OdaTV'de açıklamasını yayınlayan Feyzioğlu, "Öncelikle içlerinde kaçak FETÖ sözcüsünün de olduğu birilerinin maksatlı attığı tivitlerden yaratılan sosyal medya algıları yerine açıklamamın tamamını dinlemenizi arzu ederim" ifadesini kullandı.
Feyzioğlu RS FM'de Yavuz Oğan'ın 'bidebunudinle' programında Nuriye Gülmen ve Semih Özakça hakkında söylediği ifadelerin tam deşifresi şöyle:
"Açlık grevi yapmaya başladıktan sonra bu kişiler hemen arkasından örgüt suçlamasının gelmesi, fakat örgüt suçlamasına ilişkin açlık grevi yapıyor olmalarının dışında bir delil sunulamıyor olmaması yanlıştır. Açlık grevi yapmak bir örgüt suçlamasının bir dayanağı olamaz. Çünkü açlık grevi, tasvip etmesek de, yapmayın etmeyin desek de düşünceyi açıklamanın eylemsel yöntemlerinden biridir. Bu düşünceyi açıklama, anayasasının güvencesi altındadır. Hissiyat dışında bir delil varsa buyurun koyun ortaya. Onu koyun, fakat elle tutulup tartışılır bir şey koymayıp açlık grevi yaptıkları için örgüt üyesisiniz dediğimizde yanlış yapıyorsunuz deriz."
Y.O: Biraz kısık sesle söylüyor olabilir misiniz?
"Niye kısık sesle söyleyeyim. Basın bunu bassın. İlk kez soruyorsunuz, o gün sorsanız o gün cevaplarım. Neden çekineceğim ki? Bugüne kadar neden çekindik ki bundan çekinelim. Ama Nuriye ile Semih'i evlat edinecek bir sempati içerisinde olmamı kimse benden beklemesin. Açlık grevi yapmak suç değildir dedik, bu sebeple tutuklamayın dedik. Daha ne istiyorsunuz? Avukatlarının bu sebeple tutuklandığına dair bir delil yok elimde. Basın açıklamaları yapıp bundan şöhret devşirmeye çalışanların iddiası bu. Delili koysunlar, Nuriye ve Semih adlı kişilerin avukatları oldukları için suçlu olduklarını söyleyebilir misiniz? Onlar istiyorlar ki demagog gibi konuşalım. Aklımızı kiraya verip öyle konuşalım istiyorlar. Biz Barolar Birliği'nin ciddiyetiyle konuşuyoruz. Biz şovmen değiliz."

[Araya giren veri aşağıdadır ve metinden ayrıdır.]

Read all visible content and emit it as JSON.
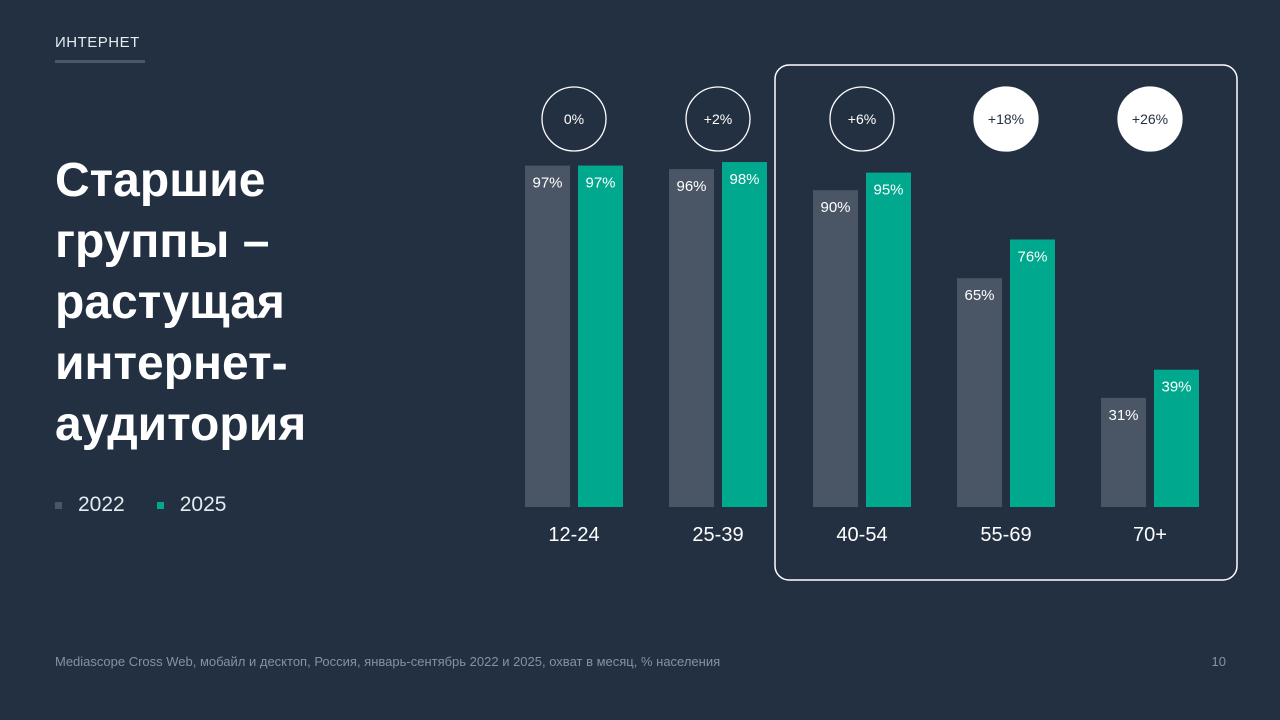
{
  "header": {
    "section": "ИНТЕРНЕТ"
  },
  "headline": "Старшие\nгруппы –\nрастущая\nинтернет-\nаудитория",
  "footer": {
    "source": "Mediascope Cross Web, мобайл и десктоп, Россия, январь-сентябрь 2022 и 2025, охват в месяц, % населения",
    "page": "10"
  },
  "colors": {
    "background": "#233042",
    "series_2022": "#4a5666",
    "series_2025": "#00a88e",
    "highlight": "#ffffff"
  },
  "chart_data": {
    "type": "bar",
    "categories": [
      "12-24",
      "25-39",
      "40-54",
      "55-69",
      "70+"
    ],
    "series": [
      {
        "name": "2022",
        "values": [
          97,
          96,
          90,
          65,
          31
        ],
        "labels": [
          "97%",
          "96%",
          "90%",
          "65%",
          "31%"
        ]
      },
      {
        "name": "2025",
        "values": [
          97,
          98,
          95,
          76,
          39
        ],
        "labels": [
          "97%",
          "98%",
          "95%",
          "76%",
          "39%"
        ]
      }
    ],
    "changes": [
      "0%",
      "+2%",
      "+6%",
      "+18%",
      "+26%"
    ],
    "changes_filled": [
      false,
      false,
      false,
      true,
      true
    ],
    "highlighted_categories": [
      "40-54",
      "55-69",
      "70+"
    ],
    "ylim": [
      0,
      100
    ],
    "legend_position": "left"
  }
}
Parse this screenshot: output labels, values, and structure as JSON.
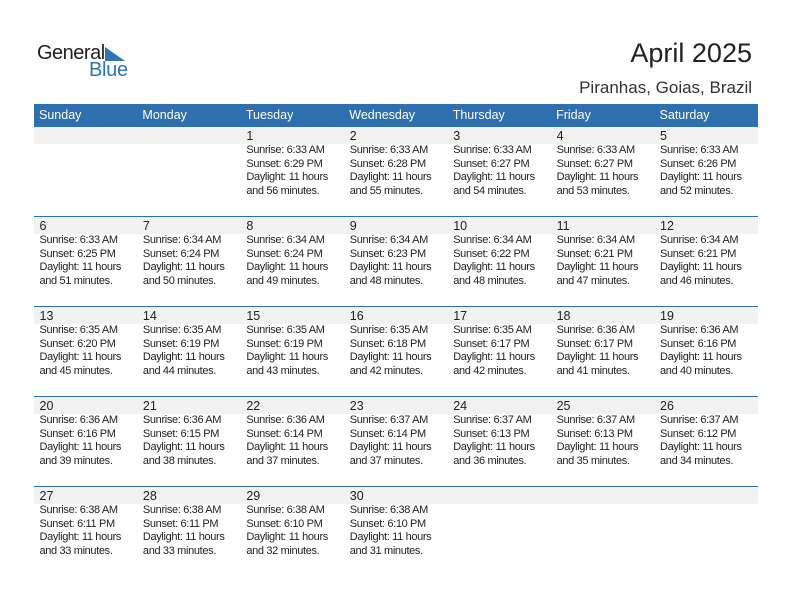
{
  "logo": {
    "word1": "General",
    "word2": "Blue"
  },
  "header": {
    "title": "April 2025",
    "location": "Piranhas, Goias, Brazil"
  },
  "colors": {
    "header_bg": "#2e6fb0",
    "day_strip": "#f2f2f2",
    "logo_blue": "#2e75b6"
  },
  "weekdays": [
    "Sunday",
    "Monday",
    "Tuesday",
    "Wednesday",
    "Thursday",
    "Friday",
    "Saturday"
  ],
  "labels": {
    "sunrise": "Sunrise:",
    "sunset": "Sunset:",
    "daylight": "Daylight:"
  },
  "first_weekday_index": 2,
  "days": [
    {
      "d": "1",
      "sunrise": "6:33 AM",
      "sunset": "6:29 PM",
      "daylight": "11 hours",
      "rest": "and 56 minutes."
    },
    {
      "d": "2",
      "sunrise": "6:33 AM",
      "sunset": "6:28 PM",
      "daylight": "11 hours",
      "rest": "and 55 minutes."
    },
    {
      "d": "3",
      "sunrise": "6:33 AM",
      "sunset": "6:27 PM",
      "daylight": "11 hours",
      "rest": "and 54 minutes."
    },
    {
      "d": "4",
      "sunrise": "6:33 AM",
      "sunset": "6:27 PM",
      "daylight": "11 hours",
      "rest": "and 53 minutes."
    },
    {
      "d": "5",
      "sunrise": "6:33 AM",
      "sunset": "6:26 PM",
      "daylight": "11 hours",
      "rest": "and 52 minutes."
    },
    {
      "d": "6",
      "sunrise": "6:33 AM",
      "sunset": "6:25 PM",
      "daylight": "11 hours",
      "rest": "and 51 minutes."
    },
    {
      "d": "7",
      "sunrise": "6:34 AM",
      "sunset": "6:24 PM",
      "daylight": "11 hours",
      "rest": "and 50 minutes."
    },
    {
      "d": "8",
      "sunrise": "6:34 AM",
      "sunset": "6:24 PM",
      "daylight": "11 hours",
      "rest": "and 49 minutes."
    },
    {
      "d": "9",
      "sunrise": "6:34 AM",
      "sunset": "6:23 PM",
      "daylight": "11 hours",
      "rest": "and 48 minutes."
    },
    {
      "d": "10",
      "sunrise": "6:34 AM",
      "sunset": "6:22 PM",
      "daylight": "11 hours",
      "rest": "and 48 minutes."
    },
    {
      "d": "11",
      "sunrise": "6:34 AM",
      "sunset": "6:21 PM",
      "daylight": "11 hours",
      "rest": "and 47 minutes."
    },
    {
      "d": "12",
      "sunrise": "6:34 AM",
      "sunset": "6:21 PM",
      "daylight": "11 hours",
      "rest": "and 46 minutes."
    },
    {
      "d": "13",
      "sunrise": "6:35 AM",
      "sunset": "6:20 PM",
      "daylight": "11 hours",
      "rest": "and 45 minutes."
    },
    {
      "d": "14",
      "sunrise": "6:35 AM",
      "sunset": "6:19 PM",
      "daylight": "11 hours",
      "rest": "and 44 minutes."
    },
    {
      "d": "15",
      "sunrise": "6:35 AM",
      "sunset": "6:19 PM",
      "daylight": "11 hours",
      "rest": "and 43 minutes."
    },
    {
      "d": "16",
      "sunrise": "6:35 AM",
      "sunset": "6:18 PM",
      "daylight": "11 hours",
      "rest": "and 42 minutes."
    },
    {
      "d": "17",
      "sunrise": "6:35 AM",
      "sunset": "6:17 PM",
      "daylight": "11 hours",
      "rest": "and 42 minutes."
    },
    {
      "d": "18",
      "sunrise": "6:36 AM",
      "sunset": "6:17 PM",
      "daylight": "11 hours",
      "rest": "and 41 minutes."
    },
    {
      "d": "19",
      "sunrise": "6:36 AM",
      "sunset": "6:16 PM",
      "daylight": "11 hours",
      "rest": "and 40 minutes."
    },
    {
      "d": "20",
      "sunrise": "6:36 AM",
      "sunset": "6:16 PM",
      "daylight": "11 hours",
      "rest": "and 39 minutes."
    },
    {
      "d": "21",
      "sunrise": "6:36 AM",
      "sunset": "6:15 PM",
      "daylight": "11 hours",
      "rest": "and 38 minutes."
    },
    {
      "d": "22",
      "sunrise": "6:36 AM",
      "sunset": "6:14 PM",
      "daylight": "11 hours",
      "rest": "and 37 minutes."
    },
    {
      "d": "23",
      "sunrise": "6:37 AM",
      "sunset": "6:14 PM",
      "daylight": "11 hours",
      "rest": "and 37 minutes."
    },
    {
      "d": "24",
      "sunrise": "6:37 AM",
      "sunset": "6:13 PM",
      "daylight": "11 hours",
      "rest": "and 36 minutes."
    },
    {
      "d": "25",
      "sunrise": "6:37 AM",
      "sunset": "6:13 PM",
      "daylight": "11 hours",
      "rest": "and 35 minutes."
    },
    {
      "d": "26",
      "sunrise": "6:37 AM",
      "sunset": "6:12 PM",
      "daylight": "11 hours",
      "rest": "and 34 minutes."
    },
    {
      "d": "27",
      "sunrise": "6:38 AM",
      "sunset": "6:11 PM",
      "daylight": "11 hours",
      "rest": "and 33 minutes."
    },
    {
      "d": "28",
      "sunrise": "6:38 AM",
      "sunset": "6:11 PM",
      "daylight": "11 hours",
      "rest": "and 33 minutes."
    },
    {
      "d": "29",
      "sunrise": "6:38 AM",
      "sunset": "6:10 PM",
      "daylight": "11 hours",
      "rest": "and 32 minutes."
    },
    {
      "d": "30",
      "sunrise": "6:38 AM",
      "sunset": "6:10 PM",
      "daylight": "11 hours",
      "rest": "and 31 minutes."
    }
  ]
}
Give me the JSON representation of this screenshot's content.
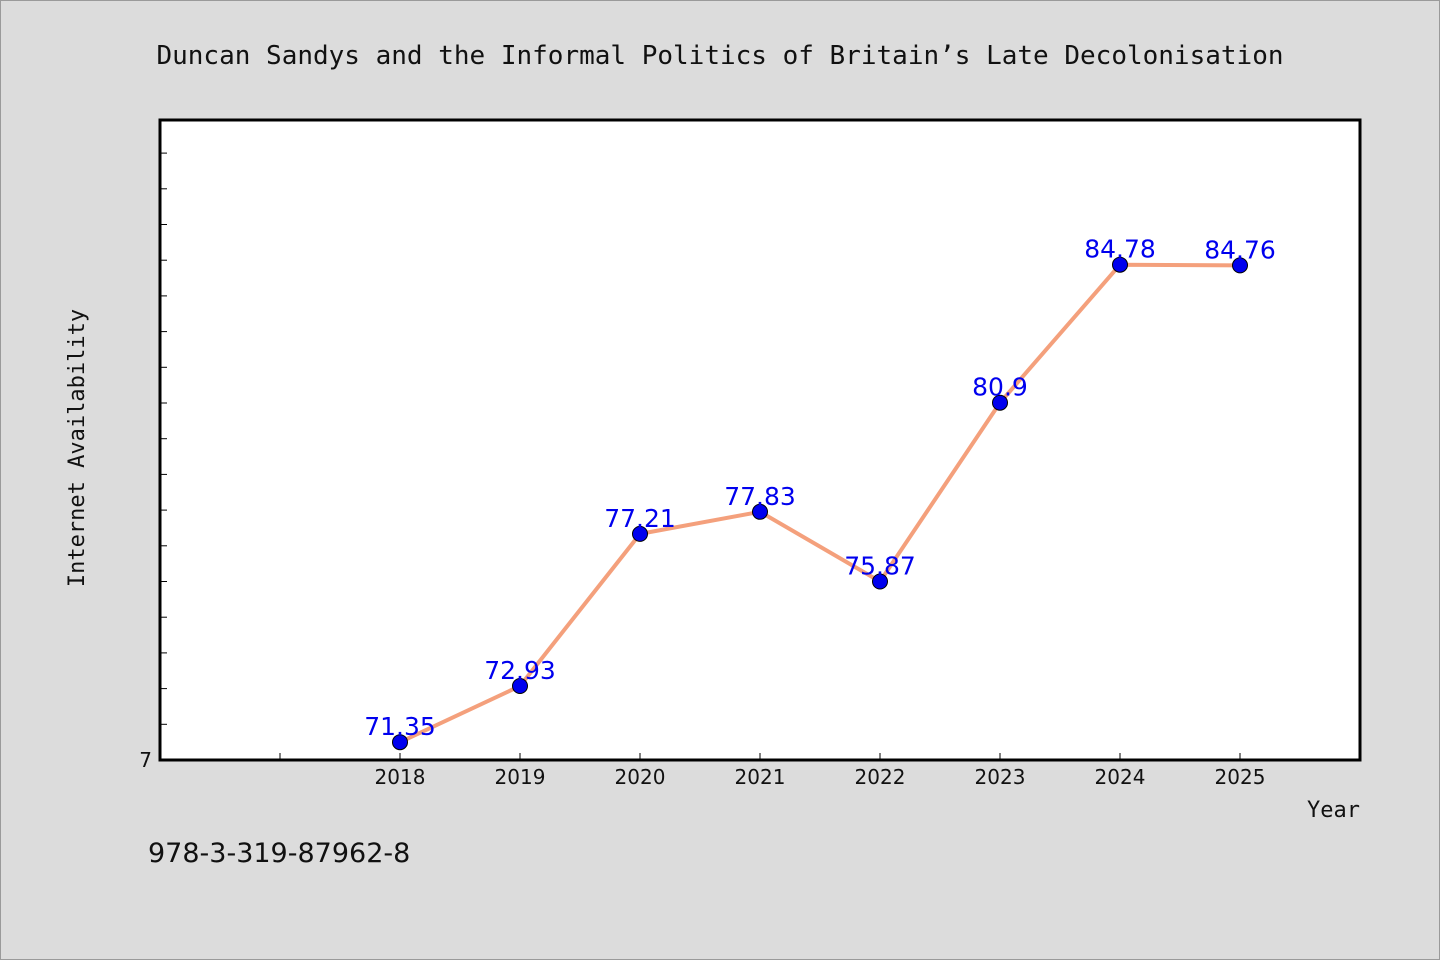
{
  "chart_data": {
    "type": "line",
    "title": "Duncan Sandys and the Informal Politics of Britain’s Late Decolonisation",
    "xlabel": "Year",
    "ylabel": "Internet Availability",
    "x": [
      "2018",
      "2019",
      "2020",
      "2021",
      "2022",
      "2023",
      "2024",
      "2025"
    ],
    "values": [
      71.35,
      72.93,
      77.21,
      77.83,
      75.87,
      80.9,
      84.78,
      84.76
    ],
    "data_labels": [
      "71.35",
      "72.93",
      "77.21",
      "77.83",
      "75.87",
      "80.9",
      "84.78",
      "84.76"
    ],
    "y_tick_label": "7",
    "ylim": [
      70.85,
      88.85
    ],
    "x_axis_slots": 10,
    "grid": false,
    "legend": "none",
    "colors": {
      "line": "#f4a07c",
      "marker": "#0000ee",
      "data_label": "#0000ee",
      "background": "#dcdcdc",
      "plot_bg": "#ffffff"
    }
  },
  "footnote": "978-3-319-87962-8"
}
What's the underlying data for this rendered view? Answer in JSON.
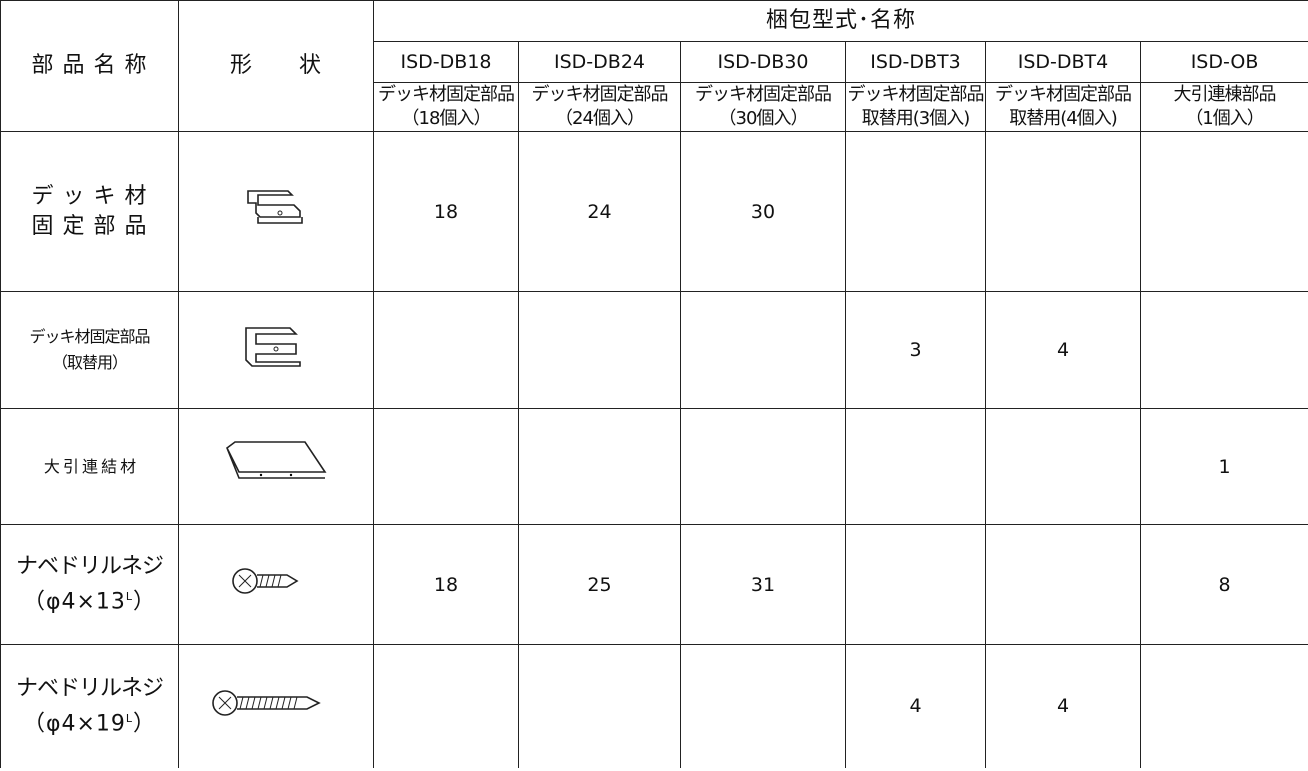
{
  "header": {
    "part_name": "部 品 名 称",
    "shape": "形　　状",
    "group": "梱包型式･名称",
    "columns": [
      {
        "code": "ISD-DB18",
        "desc": [
          "デッキ材固定部品",
          "（18個入）"
        ]
      },
      {
        "code": "ISD-DB24",
        "desc": [
          "デッキ材固定部品",
          "（24個入）"
        ]
      },
      {
        "code": "ISD-DB30",
        "desc": [
          "デッキ材固定部品",
          "（30個入）"
        ]
      },
      {
        "code": "ISD-DBT3",
        "desc": [
          "デッキ材固定部品",
          "取替用(3個入)"
        ]
      },
      {
        "code": "ISD-DBT4",
        "desc": [
          "デッキ材固定部品",
          "取替用(4個入)"
        ]
      },
      {
        "code": "ISD-OB",
        "desc": [
          "大引連棟部品",
          "（1個入）"
        ]
      }
    ]
  },
  "rows": [
    {
      "name": [
        "デ ッ キ 材",
        "固 定 部 品"
      ],
      "quantities": [
        18,
        24,
        30,
        null,
        null,
        null
      ]
    },
    {
      "name": [
        "デッキ材固定部品",
        "（取替用）"
      ],
      "quantities": [
        null,
        null,
        null,
        3,
        4,
        null
      ]
    },
    {
      "name": [
        "大 引 連 結 材"
      ],
      "quantities": [
        null,
        null,
        null,
        null,
        null,
        1
      ]
    },
    {
      "name": [
        "ナベドリルネジ"
      ],
      "spec": {
        "text": "（φ4×13",
        "sup": "L",
        "close": "）"
      },
      "quantities": [
        18,
        25,
        31,
        null,
        null,
        8
      ]
    },
    {
      "name": [
        "ナベドリルネジ"
      ],
      "spec": {
        "text": "（φ4×19",
        "sup": "L",
        "close": "）"
      },
      "quantities": [
        null,
        null,
        null,
        4,
        4,
        null
      ]
    }
  ]
}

Feyzioğlu'nun OdaTV'de "Nuriye ve Semih hakkında ne düşünüyorum" başlığıyla yayımlanan açıklaması şöyle:
Biz; üniter devleti, milli devleti, kimseye ayrımcılık yapmadan herkesi kucaklayan Cumhuriyet’in kuruluş felsefesini savunuyoruz. Bundan rahatsız olanlar var.
Evvelki gün bir radyo programına katıldım. Sunucu, açlık grevi yapan iki akademisyenin durumunu sordu. Uzun uzun cevapladım.
Bu konuşmam bazı kişilerce, içinden bir cümle alınarak çarpıtıldı.
O iki akademisyenin hakkını korumak için şunu söyleselerdi, iyi niyetli olurlardı: "TBB Başkanı Metin Feyzioğlu uzun uzun anlattı, burada haksızlık var dedi." Onun yerine, "ben duygusal olamam, doğruyu söylerim" anlamındaki cümlemi cımbızladılar. Söylediğim doğru neydi peki? Ortada bir yanlışlık ve haksızlığın olduğu.
Öncelikle içlerinde kaçak FETÖ sözcüsünün de olduğu birilerinin maksatlı attığı tivitlerden yaratılan sosyal medya algıları yerine açıklamamın tamamını dinlemenizi arzu ederim.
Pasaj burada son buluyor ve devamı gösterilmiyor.